Paul Cezanne and Pablo Picasso
The seminal moment for Picasso was the Paul Cézanne retrospective held at the Salon d'Automne one year after the artist's death in 1906. Though he previously had been familiar with Cézanne, it
was not until the retrospective that Picasso experienced the full impact of his artistic achievement. As he later put it: "Cézanne's influence gradually flooded everything."
Pablo Picasso regarded Cézanne as a "mother hovering over," Henri Matisse as "father to us all." Inevitably, our understanding of Cézanne's painting is colored by later cubism and abstraction, focusing attention on
the formal aspects of his work. His reduction of the visible world into basic, underlying shapes, the faceted brushstrokes that seem to reconstruct nature through purely painterly forms, the fracture and flattening of space - all
these can be seen as the beginnings of modern art. Yet Paul Cézanne himself stressed that he painted from nature and according to his sensations, seeking to realize a "harmony parallel to nature."
Many years later, in conversation with a journalist, Picasso echoed this view:
It's not what the artist does that counts, but what he is. Cezanne would never have interested me a bit if he had lived and thought like Jacques-Emile Blanche, even if the apple he painted had been ten times as beautiful. What forces our attention is Cezanne's anxiety - that's Cezanne's lesson. ”

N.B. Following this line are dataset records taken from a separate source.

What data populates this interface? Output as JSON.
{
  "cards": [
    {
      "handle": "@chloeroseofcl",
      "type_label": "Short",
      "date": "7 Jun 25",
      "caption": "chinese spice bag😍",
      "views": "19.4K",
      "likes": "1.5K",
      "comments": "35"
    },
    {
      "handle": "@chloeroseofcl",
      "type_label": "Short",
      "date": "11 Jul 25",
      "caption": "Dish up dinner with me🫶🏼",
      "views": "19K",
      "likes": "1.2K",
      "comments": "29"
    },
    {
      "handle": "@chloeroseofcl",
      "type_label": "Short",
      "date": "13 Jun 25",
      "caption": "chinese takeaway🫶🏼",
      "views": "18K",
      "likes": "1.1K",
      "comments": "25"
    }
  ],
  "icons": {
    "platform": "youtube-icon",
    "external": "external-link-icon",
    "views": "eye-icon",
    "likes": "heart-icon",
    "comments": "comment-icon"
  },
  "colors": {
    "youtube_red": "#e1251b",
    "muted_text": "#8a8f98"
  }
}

Cézanne's insistence on redoing nature according to a system of basic forms was important to Picasso's own interest at that time. In Cézanne's work Picasso found a model of how to distill the essential from nature in order to achieve a cohesive surface that expressed the artist's singular vision. Beginning in 1907, Picasso began to experiment with Cézanne's techniques alongside fellow artist Georges Braque. Cézanne was a constant touchstone for the two artists during this period of collaboration, which eventually resulted in the invention of Cubism by 1909. Throughout Picasso's stylistic evolution over the next seven decades, he continued to borrow from and reinterpret Cézanne's art.